학술논문

SF-YOLO: RGB-T Fusion Object Detection in UAV Scenes
Document Type
Conference
Source
2023 8th International Conference on Image, Vision and Computing (ICIVC) Image, Vision and Computing (ICIVC), 2023 8th International Conference on. :51-59 Jul, 2023
Subject
Computing and Processing
Fuses
Military computing
Computational modeling
Object detection
Reconnaissance
Feature extraction
Autonomous aerial vehicles
UAV
multimodal data fusion
object detection
shallow enhanced feature pyramid
Language
Abstract
In recent years, unmanned aerial vehicles (UAV) have been widely used in the field of object detection due to their high flexibility, strong maneuverability, and ability to carry multiple types of cameras. With the development of RGB-Thermal (RGB-T) perception technology and the increasing demand for military use, a network structure that fuses RGB and thermal images with low false alarm rate and high detection precision has become a research focus. When visible-light cameras are affected by lighting conditions (such as low light and foggy weather), thermal image information provides useful complementary information.
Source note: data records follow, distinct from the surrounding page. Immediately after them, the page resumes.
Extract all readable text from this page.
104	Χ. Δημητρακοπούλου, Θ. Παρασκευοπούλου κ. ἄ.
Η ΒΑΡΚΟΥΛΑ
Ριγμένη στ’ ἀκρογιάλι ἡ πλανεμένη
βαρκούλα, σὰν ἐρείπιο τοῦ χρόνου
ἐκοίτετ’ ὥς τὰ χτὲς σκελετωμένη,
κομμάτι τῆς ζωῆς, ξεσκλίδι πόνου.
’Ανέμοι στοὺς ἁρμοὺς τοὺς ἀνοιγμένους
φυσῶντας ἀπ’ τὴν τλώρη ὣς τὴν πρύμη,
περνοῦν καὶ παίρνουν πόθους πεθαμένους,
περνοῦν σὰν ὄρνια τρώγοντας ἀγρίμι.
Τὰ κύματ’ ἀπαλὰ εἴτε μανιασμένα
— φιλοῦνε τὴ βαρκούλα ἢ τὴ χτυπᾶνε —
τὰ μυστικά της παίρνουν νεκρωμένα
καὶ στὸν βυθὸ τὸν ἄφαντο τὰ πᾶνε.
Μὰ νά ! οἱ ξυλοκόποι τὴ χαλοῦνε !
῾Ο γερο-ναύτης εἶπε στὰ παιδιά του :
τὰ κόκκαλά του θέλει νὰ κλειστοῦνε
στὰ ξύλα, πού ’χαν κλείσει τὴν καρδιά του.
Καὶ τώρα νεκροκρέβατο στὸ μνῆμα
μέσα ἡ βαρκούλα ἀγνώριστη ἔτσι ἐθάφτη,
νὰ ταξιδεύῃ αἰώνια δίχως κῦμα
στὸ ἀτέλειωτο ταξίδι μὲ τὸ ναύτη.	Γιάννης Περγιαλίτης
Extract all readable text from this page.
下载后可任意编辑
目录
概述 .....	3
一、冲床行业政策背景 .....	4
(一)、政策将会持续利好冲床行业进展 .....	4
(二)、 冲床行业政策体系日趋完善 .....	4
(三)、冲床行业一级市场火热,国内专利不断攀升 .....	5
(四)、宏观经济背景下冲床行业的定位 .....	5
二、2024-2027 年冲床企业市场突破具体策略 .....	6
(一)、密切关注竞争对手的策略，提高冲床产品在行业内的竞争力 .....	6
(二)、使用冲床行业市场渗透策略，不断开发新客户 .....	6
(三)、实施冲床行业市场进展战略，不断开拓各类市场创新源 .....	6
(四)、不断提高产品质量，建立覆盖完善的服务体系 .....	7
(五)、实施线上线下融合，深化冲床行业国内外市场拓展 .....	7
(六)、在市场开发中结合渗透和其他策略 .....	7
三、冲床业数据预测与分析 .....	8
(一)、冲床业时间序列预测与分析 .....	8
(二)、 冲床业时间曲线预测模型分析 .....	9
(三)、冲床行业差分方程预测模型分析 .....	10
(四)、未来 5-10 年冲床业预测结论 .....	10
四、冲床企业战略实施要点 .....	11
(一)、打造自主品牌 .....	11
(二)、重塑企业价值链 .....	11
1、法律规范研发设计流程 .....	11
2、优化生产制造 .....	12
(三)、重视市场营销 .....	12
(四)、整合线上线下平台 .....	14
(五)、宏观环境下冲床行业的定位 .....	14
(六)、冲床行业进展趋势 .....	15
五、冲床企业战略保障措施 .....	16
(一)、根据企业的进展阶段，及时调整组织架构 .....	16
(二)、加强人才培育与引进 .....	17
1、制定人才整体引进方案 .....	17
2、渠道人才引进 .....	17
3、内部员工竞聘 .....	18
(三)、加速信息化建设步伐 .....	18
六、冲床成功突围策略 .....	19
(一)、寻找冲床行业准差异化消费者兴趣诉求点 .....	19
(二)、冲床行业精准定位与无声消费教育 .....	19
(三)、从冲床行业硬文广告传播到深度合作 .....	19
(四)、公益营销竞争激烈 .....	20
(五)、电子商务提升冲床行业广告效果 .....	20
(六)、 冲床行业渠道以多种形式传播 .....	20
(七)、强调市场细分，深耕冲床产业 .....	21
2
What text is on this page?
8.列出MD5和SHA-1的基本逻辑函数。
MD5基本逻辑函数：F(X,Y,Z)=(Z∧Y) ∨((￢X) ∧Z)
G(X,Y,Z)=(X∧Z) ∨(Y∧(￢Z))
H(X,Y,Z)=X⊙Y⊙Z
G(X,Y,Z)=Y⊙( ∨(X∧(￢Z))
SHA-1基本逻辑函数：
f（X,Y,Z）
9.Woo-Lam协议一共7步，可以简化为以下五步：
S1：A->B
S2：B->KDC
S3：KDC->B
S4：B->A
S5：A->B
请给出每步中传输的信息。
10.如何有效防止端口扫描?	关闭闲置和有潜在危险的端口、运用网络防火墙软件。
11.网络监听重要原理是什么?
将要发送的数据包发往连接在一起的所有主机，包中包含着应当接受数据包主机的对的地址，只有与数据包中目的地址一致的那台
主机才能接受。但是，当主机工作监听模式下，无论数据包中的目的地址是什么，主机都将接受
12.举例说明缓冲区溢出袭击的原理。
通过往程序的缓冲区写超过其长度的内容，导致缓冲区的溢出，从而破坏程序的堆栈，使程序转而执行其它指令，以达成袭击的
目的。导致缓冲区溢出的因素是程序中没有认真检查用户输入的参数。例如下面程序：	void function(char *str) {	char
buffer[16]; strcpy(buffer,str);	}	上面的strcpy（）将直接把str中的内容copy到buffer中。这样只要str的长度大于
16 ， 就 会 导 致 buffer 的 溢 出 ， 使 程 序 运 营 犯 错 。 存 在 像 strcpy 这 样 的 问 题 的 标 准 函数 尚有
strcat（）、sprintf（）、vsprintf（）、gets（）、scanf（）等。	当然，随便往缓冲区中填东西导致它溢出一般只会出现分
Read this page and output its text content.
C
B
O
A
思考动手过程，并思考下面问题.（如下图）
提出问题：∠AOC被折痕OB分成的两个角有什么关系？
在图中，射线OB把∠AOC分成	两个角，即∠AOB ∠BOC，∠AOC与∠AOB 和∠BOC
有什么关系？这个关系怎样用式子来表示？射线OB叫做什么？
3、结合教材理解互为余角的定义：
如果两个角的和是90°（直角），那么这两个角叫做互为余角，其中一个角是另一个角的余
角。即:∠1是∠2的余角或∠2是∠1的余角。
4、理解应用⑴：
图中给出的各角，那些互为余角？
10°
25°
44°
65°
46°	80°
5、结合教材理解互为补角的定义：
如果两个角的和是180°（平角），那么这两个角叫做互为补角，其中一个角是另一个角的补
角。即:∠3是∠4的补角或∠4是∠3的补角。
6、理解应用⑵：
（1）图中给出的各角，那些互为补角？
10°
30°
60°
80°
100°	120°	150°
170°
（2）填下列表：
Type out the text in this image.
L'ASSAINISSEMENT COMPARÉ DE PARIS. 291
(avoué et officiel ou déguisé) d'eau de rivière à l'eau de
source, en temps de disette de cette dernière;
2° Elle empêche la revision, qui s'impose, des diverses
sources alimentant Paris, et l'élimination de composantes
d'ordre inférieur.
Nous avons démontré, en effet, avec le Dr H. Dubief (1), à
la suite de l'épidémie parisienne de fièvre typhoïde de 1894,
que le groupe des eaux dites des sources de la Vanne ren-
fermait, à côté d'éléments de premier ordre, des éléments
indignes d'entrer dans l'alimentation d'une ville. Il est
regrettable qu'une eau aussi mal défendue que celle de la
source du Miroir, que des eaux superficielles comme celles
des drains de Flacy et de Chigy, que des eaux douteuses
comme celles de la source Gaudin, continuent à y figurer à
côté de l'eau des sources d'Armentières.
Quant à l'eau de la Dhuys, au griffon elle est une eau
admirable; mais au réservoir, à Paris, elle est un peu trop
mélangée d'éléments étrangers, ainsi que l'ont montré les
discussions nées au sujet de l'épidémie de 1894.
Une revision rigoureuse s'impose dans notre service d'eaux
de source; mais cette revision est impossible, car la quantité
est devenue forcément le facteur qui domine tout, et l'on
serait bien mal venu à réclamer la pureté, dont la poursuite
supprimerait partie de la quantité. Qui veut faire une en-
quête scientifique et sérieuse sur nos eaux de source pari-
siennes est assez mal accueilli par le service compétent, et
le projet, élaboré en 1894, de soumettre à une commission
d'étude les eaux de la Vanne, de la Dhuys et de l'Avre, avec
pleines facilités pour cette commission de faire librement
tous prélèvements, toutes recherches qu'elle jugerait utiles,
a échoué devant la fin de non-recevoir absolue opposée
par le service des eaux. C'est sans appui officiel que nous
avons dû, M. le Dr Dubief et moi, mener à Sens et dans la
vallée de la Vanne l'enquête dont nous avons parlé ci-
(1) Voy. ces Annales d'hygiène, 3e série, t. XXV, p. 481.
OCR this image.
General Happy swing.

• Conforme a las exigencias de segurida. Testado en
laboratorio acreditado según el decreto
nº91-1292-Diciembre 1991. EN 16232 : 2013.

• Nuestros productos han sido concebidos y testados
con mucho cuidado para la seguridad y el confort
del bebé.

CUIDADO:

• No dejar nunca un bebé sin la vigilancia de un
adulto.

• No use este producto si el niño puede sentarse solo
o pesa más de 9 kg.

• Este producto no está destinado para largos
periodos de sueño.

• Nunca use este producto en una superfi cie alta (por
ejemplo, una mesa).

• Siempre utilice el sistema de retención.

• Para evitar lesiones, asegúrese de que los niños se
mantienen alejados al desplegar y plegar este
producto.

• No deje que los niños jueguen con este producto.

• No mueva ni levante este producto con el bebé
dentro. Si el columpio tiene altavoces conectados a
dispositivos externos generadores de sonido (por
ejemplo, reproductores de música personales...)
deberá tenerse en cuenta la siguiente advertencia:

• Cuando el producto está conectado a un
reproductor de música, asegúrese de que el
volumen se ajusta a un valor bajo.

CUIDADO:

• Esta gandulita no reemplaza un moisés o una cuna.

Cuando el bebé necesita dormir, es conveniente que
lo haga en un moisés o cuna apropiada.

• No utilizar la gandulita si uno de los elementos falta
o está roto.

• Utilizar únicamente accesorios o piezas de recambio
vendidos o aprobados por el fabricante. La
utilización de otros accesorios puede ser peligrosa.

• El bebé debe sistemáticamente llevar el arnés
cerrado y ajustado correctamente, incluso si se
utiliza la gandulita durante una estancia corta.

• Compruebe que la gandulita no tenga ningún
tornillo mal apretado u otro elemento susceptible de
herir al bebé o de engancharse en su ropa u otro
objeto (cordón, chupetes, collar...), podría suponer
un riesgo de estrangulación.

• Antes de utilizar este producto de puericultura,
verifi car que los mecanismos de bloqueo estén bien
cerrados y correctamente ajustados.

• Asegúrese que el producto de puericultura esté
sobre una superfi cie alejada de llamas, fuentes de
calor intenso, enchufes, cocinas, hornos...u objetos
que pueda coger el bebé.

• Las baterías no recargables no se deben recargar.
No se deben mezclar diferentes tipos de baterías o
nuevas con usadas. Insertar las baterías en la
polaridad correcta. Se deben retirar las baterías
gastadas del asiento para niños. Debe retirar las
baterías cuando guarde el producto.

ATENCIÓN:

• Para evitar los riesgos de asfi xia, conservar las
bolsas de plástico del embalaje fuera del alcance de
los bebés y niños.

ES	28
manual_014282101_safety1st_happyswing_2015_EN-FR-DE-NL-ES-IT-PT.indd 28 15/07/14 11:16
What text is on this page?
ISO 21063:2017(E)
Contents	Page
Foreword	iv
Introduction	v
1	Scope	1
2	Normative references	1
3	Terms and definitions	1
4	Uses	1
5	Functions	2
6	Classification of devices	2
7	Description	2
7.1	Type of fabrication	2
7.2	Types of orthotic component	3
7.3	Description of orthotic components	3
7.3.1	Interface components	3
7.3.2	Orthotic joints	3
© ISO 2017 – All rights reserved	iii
However, how to effectively fuse RGB and thermal images is still a challenge. Previous works have involved some simple fusion strategies, such as merging them at the input or connecting multimodal data features inside the model, or applying attention to each data modality. These fusion strategies are direct but not sufficient. To address this issue, we propose a multimodal data fusion target detection network called SF-YOLO. We develop an attention interaction enhanced fusion module (AIEF) to fully utilize complementary information while reducing the impact of redundant information. In addition, to address the problem of weak feature extraction ability in the CNN network structure, we introduce the Swin-Transformer module, and for the problem of large-scale variations in target size in UAV aerial images, we design a shallow enhanced feature pyramid (SEFP). The SF-YOLO multimodal data object detection algorithm proposed in this paper is tested on public datasets and our own dataset through a series of experiments, and the results show the effectiveness of our proposed method. This architecture is expected to be applied in military reconnaissance and public safety fields.